Under the patient guidance and strong support of Su Mu and Evelyn, Excellence began to slowly learn to coexist with this newly emerged "troublesome" ability.
He would still feel a bit childishly proud of some particularly accurate premonitions, such as "knowing" in advance that Su Mu would bring him his favorite strawberries, and would also feel a trace of frustration for some unavoidable small accidents (such as a pen he foresaw would roll to the ground but couldn't catch in time).
But more importantly, he began to gradually understand the principle that Su Mu and Evelyn repeatedly emphasized: With great power comes great responsibility, and it also requires stronger self-control.
He realized that this ability gave him an extra responsibility, especially when it involved the safety of others, but he could not be led by the nose by the ability and lose himself and his normal life.

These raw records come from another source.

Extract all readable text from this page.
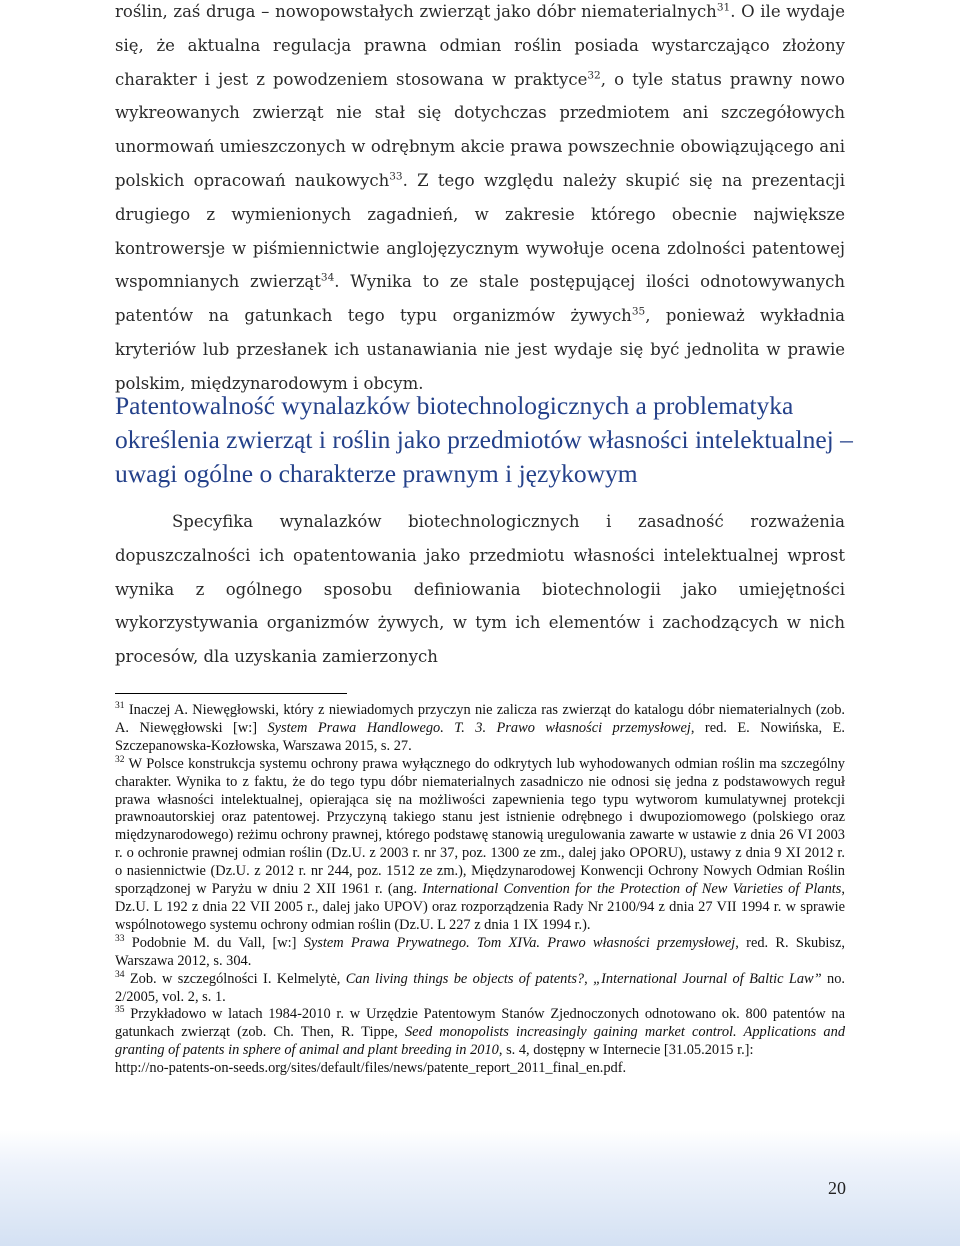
roślin, zaś druga – nowopowstałych zwierząt jako dóbr niematerialnych$^{31}$. O ile wydaje się, że aktualna regulacja prawna odmian roślin posiada wystarczająco złożony charakter i jest z powodzeniem stosowana w praktyce$^{32}$, o tyle status prawny nowo wykreowanych zwierząt nie stał się dotychczas przedmiotem ani szczegółowych unormowań umieszczonych w odrębnym akcie prawa powszechnie obowiązującego ani polskich opracowań naukowych$^{33}$. Z tego względu należy skupić się na prezentacji drugiego z wymienionych zagadnień, w zakresie którego obecnie największe kontrowersje w piśmiennictwie anglojęzycznym wywołuje ocena zdolności patentowej wspomnianych zwierząt$^{34}$. Wynika to ze stale postępującej ilości odnotowywanych patentów na gatunkach tego typu organizmów żywych$^{35}$, ponieważ wykładnia kryteriów lub przesłanek ich ustanawiania nie jest wydaje się być jednolita w prawie polskim, międzynarodowym i obcym.

Patentowalność wynalazków biotechnologicznych a problematyka określenia zwierząt i roślin jako przedmiotów własności intelektualnej – uwagi ogólne o charakterze prawnym i językowym

Specyfika wynalazków biotechnologicznych i zasadność rozważenia dopuszczalności ich opatentowania jako przedmiotu własności intelektualnej wprost wynika z ogólnego sposobu definiowania biotechnologii jako umiejętności wykorzystywania organizmów żywych, w tym ich elementów i zachodzących w nich procesów, dla uzyskania zamierzonych

$^{31}$ Inaczej A. Niewęgłowski, który z niewiadomych przyczyn nie zalicza ras zwierząt do katalogu dóbr niematerialnych (zob. A. Niewęgłowski [w:] System Prawa Handlowego. T. 3. Prawo własności przemysłowej, red. E. Nowińska, E. Szczepanowska-Kozłowska, Warszawa 2015, s. 27.

$^{32}$ W Polsce konstrukcja systemu ochrony prawa wyłącznego do odkrytych lub wyhodowanych odmian roślin ma szczególny charakter. Wynika to z faktu, że do tego typu dóbr niematerialnych zasadniczo nie odnosi się jedna z podstawowych reguł prawa własności intelektualnej, opierająca się na możliwości zapewnienia tego typu wytworom kumulatywnej protekcji prawnoautorskiej oraz patentowej. Przyczyną takiego stanu jest istnienie odrębnego i dwupoziomowego (polskiego oraz międzynarodowego) reżimu ochrony prawnej, którego podstawę stanowią uregulowania zawarte w ustawie z dnia 26 VI 2003 r. o ochronie prawnej odmian roślin (Dz.U. z 2003 r. nr 37, poz. 1300 ze zm., dalej jako OPORU), ustawy z dnia 9 XI 2012 r. o nasiennictwie (Dz.U. z 2012 r. nr 244, poz. 1512 ze zm.), Międzynarodowej Konwencji Ochrony Nowych Odmian Roślin sporządzonej w Paryżu w dniu 2 XII 1961 r. (ang. International Convention for the Protection of New Varieties of Plants, Dz.U. L 192 z dnia 22 VII 2005 r., dalej jako UPOV) oraz rozporządzenia Rady Nr 2100/94 z dnia 27 VII 1994 r. w sprawie wspólnotowego systemu ochrony odmian roślin (Dz.U. L 227 z dnia 1 IX 1994 r.).

$^{33}$ Podobnie M. du Vall, [w:] System Prawa Prywatnego. Tom XIVa. Prawo własności przemysłowej, red. R. Skubisz, Warszawa 2012, s. 304.

$^{34}$ Zob. w szczególności I. Kelmelytė, Can living things be objects of patents?, „International Journal of Baltic Law” no. 2/2005, vol. 2, s. 1.

$^{35}$ Przykładowo w latach 1984-2010 r. w Urzędzie Patentowym Stanów Zjednoczonych odnotowano ok. 800 patentów na gatunkach zwierząt (zob. Ch. Then, R. Tippe, Seed monopolists increasingly gaining market control. Applications and granting of patents in sphere of animal and plant breeding in 2010, s. 4, dostępny w Internecie [31.05.2015 r.]:
http://no-patents-on-seeds.org/sites/default/files/news/patente_report_2011_final_en.pdf.

20
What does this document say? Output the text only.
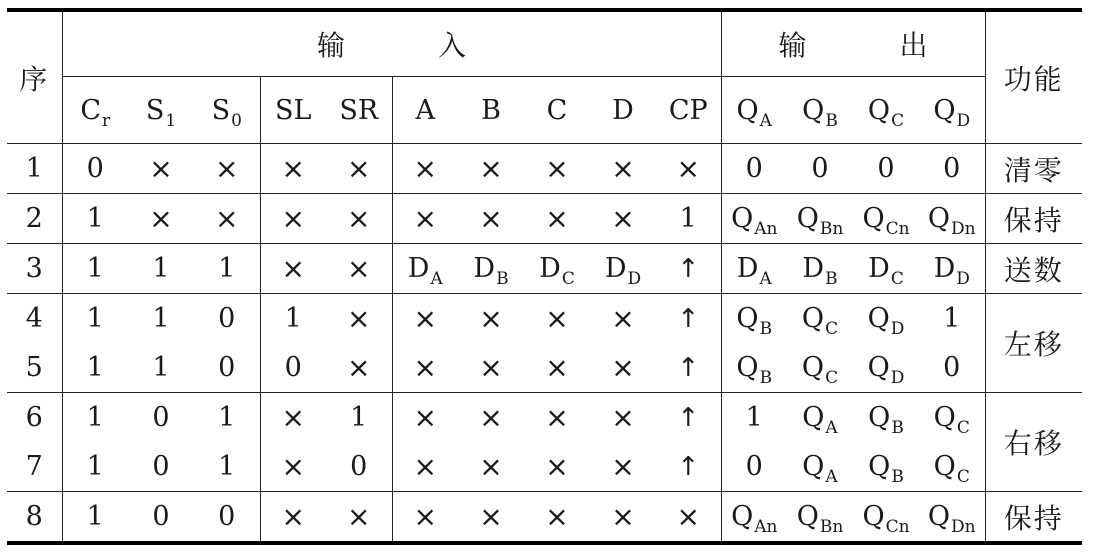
序	输 入										输 出				功能
	$C_r$	$S_1$	$S_0$	SL	SR	A	B	C	D	CP	$Q_A$	$Q_B$	$Q_C$	$Q_D$
1	0	×	×	×	×	×	×	×	×	×	0	0	0	0	清零
2	1	×	×	×	×	×	×	×	×	1	$Q_{An}$	$Q_{Bn}$	$Q_{Cn}$	$Q_{Dn}$	保持
3	1	1	1	×	×	$D_A$	$D_B$	$D_C$	$D_D$	↑	$D_A$	$D_B$	$D_C$	$D_D$	送数
4	1	1	0	1	×	×	×	×	×	↑	$Q_B$	$Q_C$	$Q_D$	1	左移
5	1	1	0	0	×	×	×	×	×	↑	$Q_B$	$Q_C$	$Q_D$	0	
6	1	0	1	×	1	×	×	×	×	↑	1	$Q_A$	$Q_B$	$Q_C$	右移
7	1	0	1	×	0	×	×	×	×	↑	0	$Q_A$	$Q_B$	$Q_C$
8	1	0	0	×	×	×	×	×	×	×	$Q_{An}$	$Q_{Bn}$	$Q_{Cn}$	$Q_{Dn}$	保持
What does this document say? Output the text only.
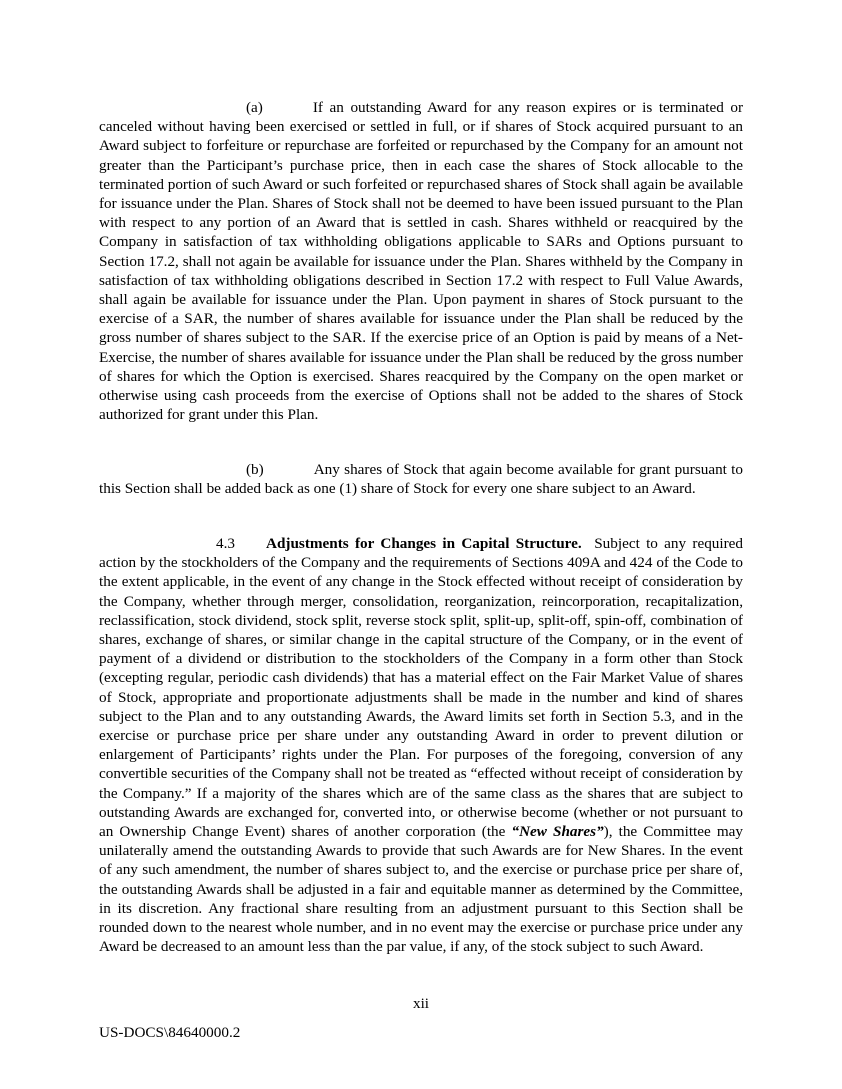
(a)	If an outstanding Award for any reason expires or is terminated or canceled without having been exercised or settled in full, or if shares of Stock acquired pursuant to an Award subject to forfeiture or repurchase are forfeited or repurchased by the Company for an amount not greater than the Participant’s purchase price, then in each case the shares of Stock allocable to the terminated portion of such Award or such forfeited or repurchased shares of Stock shall again be available for issuance under the Plan. Shares of Stock shall not be deemed to have been issued pursuant to the Plan with respect to any portion of an Award that is settled in cash. Shares withheld or reacquired by the Company in satisfaction of tax withholding obligations applicable to SARs and Options pursuant to Section 17.2, shall not again be available for issuance under the Plan. Shares withheld by the Company in satisfaction of tax withholding obligations described in Section 17.2 with respect to Full Value Awards, shall again be available for issuance under the Plan. Upon payment in shares of Stock pursuant to the exercise of a SAR, the number of shares available for issuance under the Plan shall be reduced by the gross number of shares subject to the SAR. If the exercise price of an Option is paid by means of a Net-Exercise, the number of shares available for issuance under the Plan shall be reduced by the gross number of shares for which the Option is exercised. Shares reacquired by the Company on the open market or otherwise using cash proceeds from the exercise of Options shall not be added to the shares of Stock authorized for grant under this Plan.

(b)	Any shares of Stock that again become available for grant pursuant to this Section shall be added back as one (1) share of Stock for every one share subject to an Award.

4.3 Adjustments for Changes in Capital Structure. Subject to any required action by the stockholders of the Company and the requirements of Sections 409A and 424 of the Code to the extent applicable, in the event of any change in the Stock effected without receipt of consideration by the Company, whether through merger, consolidation, reorganization, reincorporation, recapitalization, reclassification, stock dividend, stock split, reverse stock split, split-up, split-off, spin-off, combination of shares, exchange of shares, or similar change in the capital structure of the Company, or in the event of payment of a dividend or distribution to the stockholders of the Company in a form other than Stock (excepting regular, periodic cash dividends) that has a material effect on the Fair Market Value of shares of Stock, appropriate and proportionate adjustments shall be made in the number and kind of shares subject to the Plan and to any outstanding Awards, the Award limits set forth in Section 5.3, and in the exercise or purchase price per share under any outstanding Award in order to prevent dilution or enlargement of Participants’ rights under the Plan. For purposes of the foregoing, conversion of any convertible securities of the Company shall not be treated as “effected without receipt of consideration by the Company.” If a majority of the shares which are of the same class as the shares that are subject to outstanding Awards are exchanged for, converted into, or otherwise become (whether or not pursuant to an Ownership Change Event) shares of another corporation (the “New Shares”), the Committee may unilaterally amend the outstanding Awards to provide that such Awards are for New Shares. In the event of any such amendment, the number of shares subject to, and the exercise or purchase price per share of, the outstanding Awards shall be adjusted in a fair and equitable manner as determined by the Committee, in its discretion. Any fractional share resulting from an adjustment pursuant to this Section shall be rounded down to the nearest whole number, and in no event may the exercise or purchase price under any Award be decreased to an amount less than the par value, if any, of the stock subject to such Award.

xii
US-DOCS\84640000.2
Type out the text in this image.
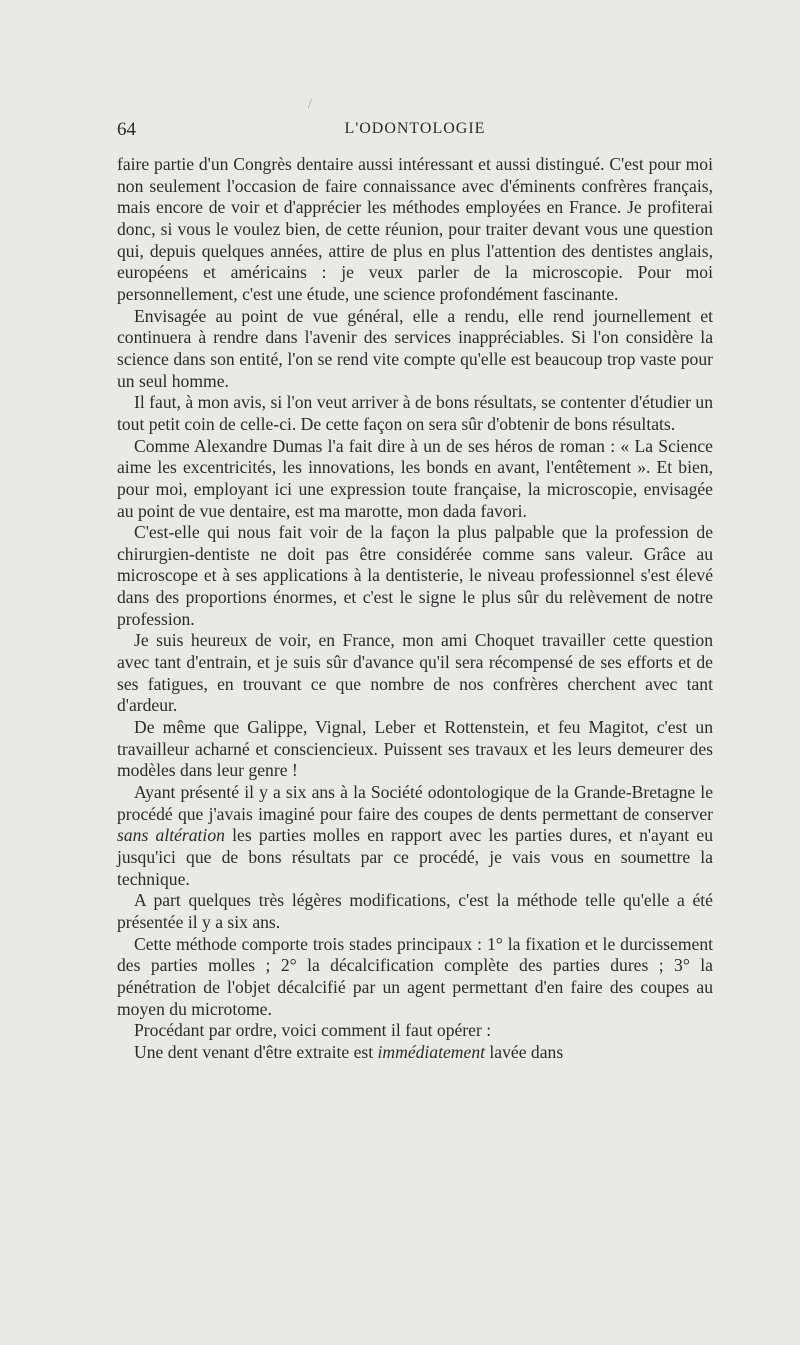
/
64	L'ODONTOLOGIE

faire partie d'un Congrès dentaire aussi intéressant et aussi distingué. C'est pour moi non seulement l'occasion de faire connaissance avec d'éminents confrères français, mais encore de voir et d'apprécier les méthodes employées en France. Je profiterai donc, si vous le voulez bien, de cette réunion, pour traiter devant vous une question qui, depuis quelques années, attire de plus en plus l'attention des dentistes anglais, européens et américains : je veux parler de la microscopie. Pour moi personnellement, c'est une étude, une science profondément fascinante.

Envisagée au point de vue général, elle a rendu, elle rend journellement et continuera à rendre dans l'avenir des services inappréciables. Si l'on considère la science dans son entité, l'on se rend vite compte qu'elle est beaucoup trop vaste pour un seul homme.

Il faut, à mon avis, si l'on veut arriver à de bons résultats, se contenter d'étudier un tout petit coin de celle-ci. De cette façon on sera sûr d'obtenir de bons résultats.

Comme Alexandre Dumas l'a fait dire à un de ses héros de roman : « La Science aime les excentricités, les innovations, les bonds en avant, l'entêtement ». Et bien, pour moi, employant ici une expression toute française, la microscopie, envisagée au point de vue dentaire, est ma marotte, mon dada favori.

C'est-elle qui nous fait voir de la façon la plus palpable que la profession de chirurgien-dentiste ne doit pas être considérée comme sans valeur. Grâce au microscope et à ses applications à la dentisterie, le niveau professionnel s'est élevé dans des proportions énormes, et c'est le signe le plus sûr du relèvement de notre profession.

Je suis heureux de voir, en France, mon ami Choquet travailler cette question avec tant d'entrain, et je suis sûr d'avance qu'il sera récompensé de ses efforts et de ses fatigues, en trouvant ce que nombre de nos confrères cherchent avec tant d'ardeur.

De même que Galippe, Vignal, Leber et Rottenstein, et feu Magitot, c'est un travailleur acharné et consciencieux. Puissent ses travaux et les leurs demeurer des modèles dans leur genre !

Ayant présenté il y a six ans à la Société odontologique de la Grande-Bretagne le procédé que j'avais imaginé pour faire des coupes de dents permettant de conserver sans altération les parties molles en rapport avec les parties dures, et n'ayant eu jusqu'ici que de bons résultats par ce procédé, je vais vous en soumettre la technique.

A part quelques très légères modifications, c'est la méthode telle qu'elle a été présentée il y a six ans.

Cette méthode comporte trois stades principaux : 1° la fixation et le durcissement des parties molles ; 2° la décalcification complète des parties dures ; 3° la pénétration de l'objet décalcifié par un agent permettant d'en faire des coupes au moyen du microtome.

Procédant par ordre, voici comment il faut opérer :

Une dent venant d'être extraite est immédiatement lavée dans
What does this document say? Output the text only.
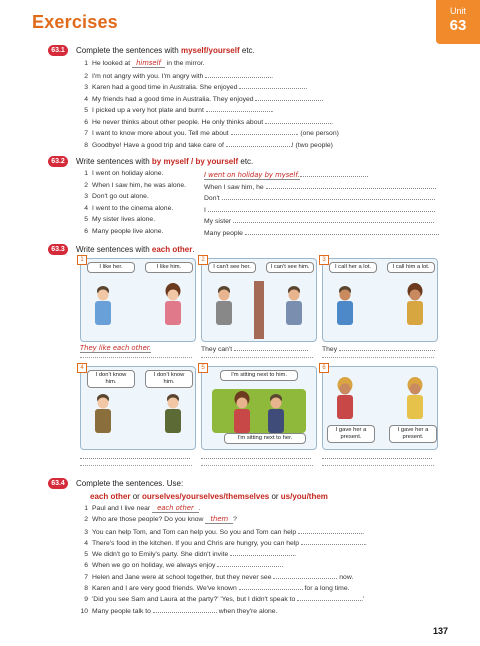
Exercises
Unit
63
63.1	Complete the sentences with myself/yourself etc.
1 He looked at himself in the mirror.
2 I'm not angry with you. I'm angry with	.
3 Karen had a good time in Australia. She enjoyed	.
4 My friends had a good time in Australia. They enjoyed	.
5 I picked up a very hot plate and burnt	.
6 He never thinks about other people. He only thinks about	.
7 I want to know more about you. Tell me about	. (one person)
8 Goodbye! Have a good trip and take care of	! (two people)
63.2	Write sentences with by myself / by yourself etc.
1 I went on holiday alone.	I went on holiday by myself.
2 When I saw him, he was alone.	When I saw him, he
3 Don't go out alone.	Don't
4 I went to the cinema alone.	I
5 My sister lives alone.	My sister
6 Many people live alone.	Many people
63.3	Write sentences with each other.
1
I like her.	I like him.
They like each other.
2
I can't see her.	I can't see him.
They can't
3
I call her a lot.	I call him a lot.
They
4
I don't know him.
I don't know him.
5
I'm sitting next to him.
I'm sitting next to her.
6
I gave her a present.
I gave her a present.
63.4	Complete the sentences. Use:
each other or ourselves/yourselves/themselves or us/you/them
1 Paul and I live near each other .
2 Who are those people? Do you know them ?
3 You can help Tom, and Tom can help you. So you and Tom can help	.
4 There's food in the kitchen. If you and Chris are hungry, you can help	.
5 We didn't go to Emily's party. She didn't invite	.
6 When we go on holiday, we always enjoy	.
7 Helen and Jane were at school together, but they never see	now.
8 Karen and I are very good friends. We've known	for a long time.
9 'Did you see Sam and Laura at the party?' 'Yes, but I didn't speak to	.'
10 Many people talk to	when they're alone.
137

He needed to learn to be the master of his ability, not a slave.
The staircase of growth had taken another step up.
This step seemed to have more peculiar scenery and a broader horizon, but the wind blowing in his face was also clearly stronger, carrying unprecedented challenges.
However, with Su Mu's sunshine-like protection and Evelyn's moonlight-like guidance, Excellence was full of courage to continue climbing upward.
He understood that true strength lies not only in possessing special abilities but also in being able to use them wisely and responsibly.